Иван Фомич Елагин засиделся на административной должности в Охотске. Он прибыл с Хметевским на Камчатку уже больше трех лет назад и принял деятельное участие в строительстве и обустройстве и верфи, и порта, расширяющегося под новые нужды. Кроме того, Елагин, капитан первого ранга, стал основателем Охотской школы навигации. Там уже училось больше ста человек.
Деятельная, вместе с тем авантюрная, натура Ивана Фомича требовала чего-то еще более грандиозного: открытий, свершений. Елагина не так манила Америка, там уже были русские, все меньше он хотел познать Север, но Япония…
Капитан знал, что та самая Япония не так чтобы и далеко, можно вполне и доплыть, и вернуться. Это у Шпанберга был всего-то пакетбот с семью пушками, когда он добрался до японских берегов, а Елагин все еще числился капитаном линейного корабля. Со своим чином да влиянием в Охотске он может организовать экспедицию еще больших масштабов, чем это удалось Спиридову на Гавайских островах, откуда в конце весны пришли вполне хорошие новости.
В мае еще прошлого года к берегам таинственной островной страны был отправлен пакетбот, который был тематически назван «Япония». Этот корабль должен был разведать новый путь или подтвердить тот, что был ранее проделан Шпанбергом [в РИ в России долго не верили в то, что Шпанберг смог добраться до Японии]. Но прошло уже почитай полтора года, а корабля нет, как и сведений о нем.

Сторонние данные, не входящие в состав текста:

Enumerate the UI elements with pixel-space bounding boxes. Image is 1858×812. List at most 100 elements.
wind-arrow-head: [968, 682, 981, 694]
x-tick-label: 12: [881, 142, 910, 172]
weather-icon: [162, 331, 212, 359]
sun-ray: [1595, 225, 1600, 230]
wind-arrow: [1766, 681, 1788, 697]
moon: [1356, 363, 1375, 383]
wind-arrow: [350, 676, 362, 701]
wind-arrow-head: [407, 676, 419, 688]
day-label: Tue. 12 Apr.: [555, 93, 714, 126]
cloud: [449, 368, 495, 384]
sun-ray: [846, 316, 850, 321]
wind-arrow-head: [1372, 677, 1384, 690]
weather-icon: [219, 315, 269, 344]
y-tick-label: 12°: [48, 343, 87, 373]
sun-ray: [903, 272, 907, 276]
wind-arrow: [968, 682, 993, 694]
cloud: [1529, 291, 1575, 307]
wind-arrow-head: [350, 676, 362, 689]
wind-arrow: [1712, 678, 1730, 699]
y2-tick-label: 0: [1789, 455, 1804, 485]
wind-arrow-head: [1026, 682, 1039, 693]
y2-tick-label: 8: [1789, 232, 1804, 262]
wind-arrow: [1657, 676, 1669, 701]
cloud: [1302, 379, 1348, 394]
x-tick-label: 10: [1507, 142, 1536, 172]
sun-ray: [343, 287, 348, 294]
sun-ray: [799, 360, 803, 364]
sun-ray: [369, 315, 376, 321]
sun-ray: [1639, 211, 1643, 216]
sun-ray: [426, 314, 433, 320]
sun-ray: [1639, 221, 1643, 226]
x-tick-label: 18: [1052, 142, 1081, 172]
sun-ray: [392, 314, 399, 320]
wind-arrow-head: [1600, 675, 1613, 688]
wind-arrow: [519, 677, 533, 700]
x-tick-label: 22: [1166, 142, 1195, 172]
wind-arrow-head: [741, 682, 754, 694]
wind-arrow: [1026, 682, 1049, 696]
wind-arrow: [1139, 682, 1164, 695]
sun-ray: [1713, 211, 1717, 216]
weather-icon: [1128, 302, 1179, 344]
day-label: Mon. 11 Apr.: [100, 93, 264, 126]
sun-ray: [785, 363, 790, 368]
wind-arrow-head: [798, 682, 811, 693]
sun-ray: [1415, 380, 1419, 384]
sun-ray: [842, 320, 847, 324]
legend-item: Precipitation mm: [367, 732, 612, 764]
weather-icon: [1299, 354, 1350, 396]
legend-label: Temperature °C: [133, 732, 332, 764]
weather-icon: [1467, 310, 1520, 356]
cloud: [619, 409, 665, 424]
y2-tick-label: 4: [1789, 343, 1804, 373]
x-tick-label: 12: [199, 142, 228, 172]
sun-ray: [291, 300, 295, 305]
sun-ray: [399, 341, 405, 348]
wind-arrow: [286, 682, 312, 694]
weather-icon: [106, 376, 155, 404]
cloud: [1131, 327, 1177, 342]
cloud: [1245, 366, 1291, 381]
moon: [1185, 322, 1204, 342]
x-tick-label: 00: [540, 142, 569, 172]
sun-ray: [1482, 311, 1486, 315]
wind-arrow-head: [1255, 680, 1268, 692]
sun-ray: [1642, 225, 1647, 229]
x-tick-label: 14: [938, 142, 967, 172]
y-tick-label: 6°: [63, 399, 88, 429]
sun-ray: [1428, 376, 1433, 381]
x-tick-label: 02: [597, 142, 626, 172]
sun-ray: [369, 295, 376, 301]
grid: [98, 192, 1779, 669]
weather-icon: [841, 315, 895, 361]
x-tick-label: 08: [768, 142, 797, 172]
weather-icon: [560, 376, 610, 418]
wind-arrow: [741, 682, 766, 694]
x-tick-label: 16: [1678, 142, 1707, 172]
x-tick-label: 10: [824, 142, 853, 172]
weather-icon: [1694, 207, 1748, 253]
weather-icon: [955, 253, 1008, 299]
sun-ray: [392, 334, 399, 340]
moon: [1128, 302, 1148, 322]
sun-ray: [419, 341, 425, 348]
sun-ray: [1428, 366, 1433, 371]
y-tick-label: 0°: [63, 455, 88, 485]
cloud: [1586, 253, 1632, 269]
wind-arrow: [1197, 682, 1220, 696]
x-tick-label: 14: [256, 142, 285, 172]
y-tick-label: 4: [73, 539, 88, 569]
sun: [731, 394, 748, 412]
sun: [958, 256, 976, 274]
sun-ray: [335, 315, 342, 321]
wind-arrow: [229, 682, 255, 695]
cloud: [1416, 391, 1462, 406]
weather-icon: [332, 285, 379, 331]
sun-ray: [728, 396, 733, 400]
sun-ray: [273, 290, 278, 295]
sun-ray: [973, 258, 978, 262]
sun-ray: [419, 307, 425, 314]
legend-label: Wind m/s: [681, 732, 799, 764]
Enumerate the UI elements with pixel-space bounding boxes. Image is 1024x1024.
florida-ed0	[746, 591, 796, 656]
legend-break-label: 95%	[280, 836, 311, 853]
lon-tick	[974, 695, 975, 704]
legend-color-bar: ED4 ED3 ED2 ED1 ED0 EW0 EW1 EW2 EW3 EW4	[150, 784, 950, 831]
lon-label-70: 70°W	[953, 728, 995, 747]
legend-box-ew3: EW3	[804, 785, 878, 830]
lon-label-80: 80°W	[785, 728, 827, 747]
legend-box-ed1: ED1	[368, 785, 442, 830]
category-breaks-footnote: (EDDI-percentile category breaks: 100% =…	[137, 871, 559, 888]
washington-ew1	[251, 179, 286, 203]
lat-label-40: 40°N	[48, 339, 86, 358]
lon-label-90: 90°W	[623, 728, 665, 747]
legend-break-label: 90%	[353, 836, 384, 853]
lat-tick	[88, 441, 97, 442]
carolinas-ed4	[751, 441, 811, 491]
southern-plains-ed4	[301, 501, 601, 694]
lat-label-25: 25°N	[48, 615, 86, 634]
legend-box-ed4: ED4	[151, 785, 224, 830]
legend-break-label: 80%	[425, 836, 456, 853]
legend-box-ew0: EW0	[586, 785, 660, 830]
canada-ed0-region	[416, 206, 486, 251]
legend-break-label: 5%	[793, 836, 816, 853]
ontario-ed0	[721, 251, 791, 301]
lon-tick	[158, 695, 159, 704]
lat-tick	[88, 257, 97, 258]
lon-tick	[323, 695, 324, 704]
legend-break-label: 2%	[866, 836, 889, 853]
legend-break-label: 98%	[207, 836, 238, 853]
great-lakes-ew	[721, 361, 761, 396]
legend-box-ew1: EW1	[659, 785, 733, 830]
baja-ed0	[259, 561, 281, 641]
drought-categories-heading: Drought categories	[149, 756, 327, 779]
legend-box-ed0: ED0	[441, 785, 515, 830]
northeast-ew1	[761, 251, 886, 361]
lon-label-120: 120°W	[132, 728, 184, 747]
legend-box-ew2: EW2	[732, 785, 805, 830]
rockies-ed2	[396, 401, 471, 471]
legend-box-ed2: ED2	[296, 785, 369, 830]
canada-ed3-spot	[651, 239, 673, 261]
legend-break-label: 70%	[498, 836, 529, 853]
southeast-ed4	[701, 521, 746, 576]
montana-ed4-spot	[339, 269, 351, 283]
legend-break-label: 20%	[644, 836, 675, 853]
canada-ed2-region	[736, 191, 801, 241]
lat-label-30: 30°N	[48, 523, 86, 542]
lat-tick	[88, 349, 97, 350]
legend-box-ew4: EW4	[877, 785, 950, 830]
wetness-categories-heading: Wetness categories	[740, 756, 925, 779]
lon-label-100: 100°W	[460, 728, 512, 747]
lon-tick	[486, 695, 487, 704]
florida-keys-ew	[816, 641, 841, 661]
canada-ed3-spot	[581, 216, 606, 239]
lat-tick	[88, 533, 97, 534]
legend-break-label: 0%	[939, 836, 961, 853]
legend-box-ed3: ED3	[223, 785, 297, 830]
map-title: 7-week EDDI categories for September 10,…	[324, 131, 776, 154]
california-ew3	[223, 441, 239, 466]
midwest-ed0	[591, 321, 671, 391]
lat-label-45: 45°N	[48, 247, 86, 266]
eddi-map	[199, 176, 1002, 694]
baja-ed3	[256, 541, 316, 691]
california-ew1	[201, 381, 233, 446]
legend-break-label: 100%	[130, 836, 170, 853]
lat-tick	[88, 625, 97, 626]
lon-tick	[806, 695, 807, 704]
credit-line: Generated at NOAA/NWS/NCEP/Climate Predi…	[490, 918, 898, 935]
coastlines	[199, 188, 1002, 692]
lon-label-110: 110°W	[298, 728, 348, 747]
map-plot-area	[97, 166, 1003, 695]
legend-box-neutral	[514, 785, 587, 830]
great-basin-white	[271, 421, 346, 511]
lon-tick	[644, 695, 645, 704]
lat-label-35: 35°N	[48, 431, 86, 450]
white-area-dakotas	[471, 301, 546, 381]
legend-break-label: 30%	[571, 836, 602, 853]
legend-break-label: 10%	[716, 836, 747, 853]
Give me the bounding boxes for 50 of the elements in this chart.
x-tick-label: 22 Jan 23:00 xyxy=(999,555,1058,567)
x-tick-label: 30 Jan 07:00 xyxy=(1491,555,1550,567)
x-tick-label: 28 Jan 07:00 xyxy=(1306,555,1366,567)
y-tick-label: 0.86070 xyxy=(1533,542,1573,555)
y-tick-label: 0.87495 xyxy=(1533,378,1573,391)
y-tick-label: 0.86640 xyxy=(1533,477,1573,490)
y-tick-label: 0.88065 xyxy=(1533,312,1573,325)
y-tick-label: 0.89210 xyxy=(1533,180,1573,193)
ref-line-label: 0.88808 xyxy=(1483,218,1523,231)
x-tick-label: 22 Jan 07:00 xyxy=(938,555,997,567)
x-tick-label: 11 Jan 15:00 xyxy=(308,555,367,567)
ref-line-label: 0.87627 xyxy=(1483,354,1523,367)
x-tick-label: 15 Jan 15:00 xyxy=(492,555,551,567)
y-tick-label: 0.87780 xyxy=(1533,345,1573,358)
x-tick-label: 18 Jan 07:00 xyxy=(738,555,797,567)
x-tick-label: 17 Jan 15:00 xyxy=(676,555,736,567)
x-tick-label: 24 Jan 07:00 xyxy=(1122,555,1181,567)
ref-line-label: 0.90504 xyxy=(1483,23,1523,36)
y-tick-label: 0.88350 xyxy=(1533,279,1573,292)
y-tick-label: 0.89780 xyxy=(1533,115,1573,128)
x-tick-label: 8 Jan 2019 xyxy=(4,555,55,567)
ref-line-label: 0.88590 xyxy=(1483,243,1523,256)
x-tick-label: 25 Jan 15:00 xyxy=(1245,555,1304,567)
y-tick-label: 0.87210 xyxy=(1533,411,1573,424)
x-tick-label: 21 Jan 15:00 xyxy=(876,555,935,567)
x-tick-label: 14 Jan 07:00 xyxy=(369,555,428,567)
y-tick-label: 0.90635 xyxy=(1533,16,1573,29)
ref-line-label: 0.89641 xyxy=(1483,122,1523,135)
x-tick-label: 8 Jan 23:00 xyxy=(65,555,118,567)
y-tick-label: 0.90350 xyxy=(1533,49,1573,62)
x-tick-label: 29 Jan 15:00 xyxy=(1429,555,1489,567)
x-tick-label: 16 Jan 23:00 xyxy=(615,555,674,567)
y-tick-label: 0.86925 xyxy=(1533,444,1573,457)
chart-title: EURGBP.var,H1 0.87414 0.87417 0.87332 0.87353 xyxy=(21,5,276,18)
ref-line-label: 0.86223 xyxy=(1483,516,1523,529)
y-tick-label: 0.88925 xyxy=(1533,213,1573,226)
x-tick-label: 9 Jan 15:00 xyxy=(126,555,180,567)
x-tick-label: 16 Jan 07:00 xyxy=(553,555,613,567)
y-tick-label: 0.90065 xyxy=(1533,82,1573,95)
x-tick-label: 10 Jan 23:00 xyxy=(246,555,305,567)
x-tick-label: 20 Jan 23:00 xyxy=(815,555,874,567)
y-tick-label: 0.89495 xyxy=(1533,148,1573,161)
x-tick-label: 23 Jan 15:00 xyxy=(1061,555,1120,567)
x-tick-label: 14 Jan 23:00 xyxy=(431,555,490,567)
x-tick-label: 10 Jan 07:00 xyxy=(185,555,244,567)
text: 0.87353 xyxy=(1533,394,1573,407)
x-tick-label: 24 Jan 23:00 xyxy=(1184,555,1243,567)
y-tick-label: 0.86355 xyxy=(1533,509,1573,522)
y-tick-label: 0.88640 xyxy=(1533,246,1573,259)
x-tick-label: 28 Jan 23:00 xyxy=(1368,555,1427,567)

И Елагин отправился к берегам загадочной страны, о которой все знали, но мало кто мог доказать, что эти знания не выдумка.
Карта, на которую Иван Фомич ориентировался в планировании экспедиции, была крайне приблизительной. Вместе с тем, там были прорисованы острова, о которых в русском Адмиралтействе не знали или тщательно скрывали эти знания. Елагин чуть больше прежнего зауважал Шпанберга, так как именно ему капитан приписал те открытия, которые были положены в основание карты, что он держал в руках. Чуть больше уважения Шпанбергу означало отнюдь не переход в стадию дружелюбия. Елагин просто стал чуть меньше ненавидеть своего коллегу по цеху первооткрывателей. Прескверный характер Мартына Петровича Шпанберга успел столкнуться с упорством и неким идеалистическим пониманием мира, что было присуще Елагину. Отсутствие желания встречаться с Мартыном Петровичем ускоряло процессы подготовки к выходу.
Уже через четыре дня плавания была потеряна из виду шхуна «Восток». Потом еще три дня поисков и ожиданий и, не найдя утерянный корабль, эскадра в составе одного линейного корабля, одного фрегата и еще трех пакетботов отправилась решать поставленные задачи. Такое бывало и раньше, корабли терялись, но после обнаруживались уже в портах приписки. Главное, чтобы у капитанов таких кораблей были весомые доказательства того, что они не просто сбежали, но и выполнили задачи, может и не основные.